CategoryTheory.LocalizerMorphism.RightResolution.Hom.ext

theorem CategoryTheory.LocalizerMorphism.RightResolution.Hom.ext : ∀ {C₁ : Type u_1} {C₂ : Type u_2} {inst : CategoryTheory.Category.{u_5, u_1} C₁} {inst_1 : CategoryTheory.Category.{u_6, u_2} C₂} {W₁ : CategoryTheory.MorphismProperty C₁} {W₂ : CategoryTheory.MorphismProperty C₂} {Φ : CategoryTheory.LocalizerMorphism W₁ W₂} {X₂ : C₂} {R R' : Φ.RightResolution X₂} (x y : R.Hom R'), x.f = y.f → x = y

The theorem `CategoryTheory.LocalizerMorphism.RightResolution.Hom.ext` states that for any two categories `C₁` and `C₂` with corresponding morphism properties `W₁` and `W₂`, a localizer morphism `Φ` between `W₁` and `W₂`, and an object `X₂` in `C₂`, for any two right resolutions `R` and `R'` of `Φ` and `X₂`, if two morphisms `x` and `y` from `R` to `R'` have the same underlying function (i.e., `x.f = y.f`), then `x` and `y` are the same morphism (i.e., `x = y`). This theorem therefore guarantees the uniqueness of morphisms in the context of category theory when they have the same underlying function.

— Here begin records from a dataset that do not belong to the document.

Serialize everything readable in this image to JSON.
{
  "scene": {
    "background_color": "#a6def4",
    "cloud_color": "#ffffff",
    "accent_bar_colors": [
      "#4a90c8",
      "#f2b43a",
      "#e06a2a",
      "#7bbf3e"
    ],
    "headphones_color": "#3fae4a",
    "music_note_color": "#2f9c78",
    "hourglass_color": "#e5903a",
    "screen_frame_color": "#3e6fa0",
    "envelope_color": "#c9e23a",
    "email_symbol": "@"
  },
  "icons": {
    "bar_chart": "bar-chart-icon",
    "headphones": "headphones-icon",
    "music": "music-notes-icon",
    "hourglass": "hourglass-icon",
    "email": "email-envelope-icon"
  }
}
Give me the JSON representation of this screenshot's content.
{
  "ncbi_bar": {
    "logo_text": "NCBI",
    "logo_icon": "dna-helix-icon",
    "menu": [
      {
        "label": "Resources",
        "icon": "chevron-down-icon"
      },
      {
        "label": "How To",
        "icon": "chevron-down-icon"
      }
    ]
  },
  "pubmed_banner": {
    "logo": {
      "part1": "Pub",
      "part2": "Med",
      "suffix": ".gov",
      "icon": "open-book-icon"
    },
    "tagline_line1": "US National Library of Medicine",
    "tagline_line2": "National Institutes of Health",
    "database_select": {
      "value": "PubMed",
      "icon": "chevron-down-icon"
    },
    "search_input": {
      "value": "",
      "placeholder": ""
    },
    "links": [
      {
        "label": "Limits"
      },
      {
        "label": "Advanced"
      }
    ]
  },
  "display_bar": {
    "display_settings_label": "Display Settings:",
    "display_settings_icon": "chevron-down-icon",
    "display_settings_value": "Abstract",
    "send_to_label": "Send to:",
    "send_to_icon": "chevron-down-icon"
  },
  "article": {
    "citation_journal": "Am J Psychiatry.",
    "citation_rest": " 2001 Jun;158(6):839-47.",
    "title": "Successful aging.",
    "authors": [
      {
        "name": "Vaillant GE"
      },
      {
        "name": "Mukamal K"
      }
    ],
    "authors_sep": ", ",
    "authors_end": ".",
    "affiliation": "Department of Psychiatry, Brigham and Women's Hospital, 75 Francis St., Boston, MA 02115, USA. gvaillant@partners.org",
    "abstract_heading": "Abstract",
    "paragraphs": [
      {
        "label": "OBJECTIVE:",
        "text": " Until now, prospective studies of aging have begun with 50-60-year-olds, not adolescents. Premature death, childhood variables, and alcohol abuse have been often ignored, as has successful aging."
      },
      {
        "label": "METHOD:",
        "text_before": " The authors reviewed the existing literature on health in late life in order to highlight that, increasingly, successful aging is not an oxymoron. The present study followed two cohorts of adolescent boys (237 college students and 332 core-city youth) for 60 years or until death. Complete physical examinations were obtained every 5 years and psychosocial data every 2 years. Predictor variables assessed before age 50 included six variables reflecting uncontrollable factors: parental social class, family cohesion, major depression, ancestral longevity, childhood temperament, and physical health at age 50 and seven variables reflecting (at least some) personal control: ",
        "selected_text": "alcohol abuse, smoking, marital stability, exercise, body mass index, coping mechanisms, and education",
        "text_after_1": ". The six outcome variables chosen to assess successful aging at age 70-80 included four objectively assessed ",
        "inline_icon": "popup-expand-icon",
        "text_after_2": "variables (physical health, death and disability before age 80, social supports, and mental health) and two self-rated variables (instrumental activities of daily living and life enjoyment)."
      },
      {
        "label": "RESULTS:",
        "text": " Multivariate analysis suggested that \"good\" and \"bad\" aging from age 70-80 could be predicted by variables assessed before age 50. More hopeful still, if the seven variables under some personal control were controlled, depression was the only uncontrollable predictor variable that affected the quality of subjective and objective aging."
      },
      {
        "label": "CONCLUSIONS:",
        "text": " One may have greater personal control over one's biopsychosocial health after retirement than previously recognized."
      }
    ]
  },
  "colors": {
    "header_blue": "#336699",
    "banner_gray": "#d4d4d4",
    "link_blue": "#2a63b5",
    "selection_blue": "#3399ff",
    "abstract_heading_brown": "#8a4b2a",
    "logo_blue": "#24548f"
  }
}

More concisely: Given categories `C₁`, `C₂`, morphism properties `W₁` and `W₂`, a localizer morphism `Φ` between `W₁` and `W₂`, and objects `X₂` in `C₂`, if `R` and `R'` are right resolutions of `Φ` and `X₂`, then morphisms `x` and `y` in `R` with equal underlying functions `x.f = y.f` are equal `x = y`.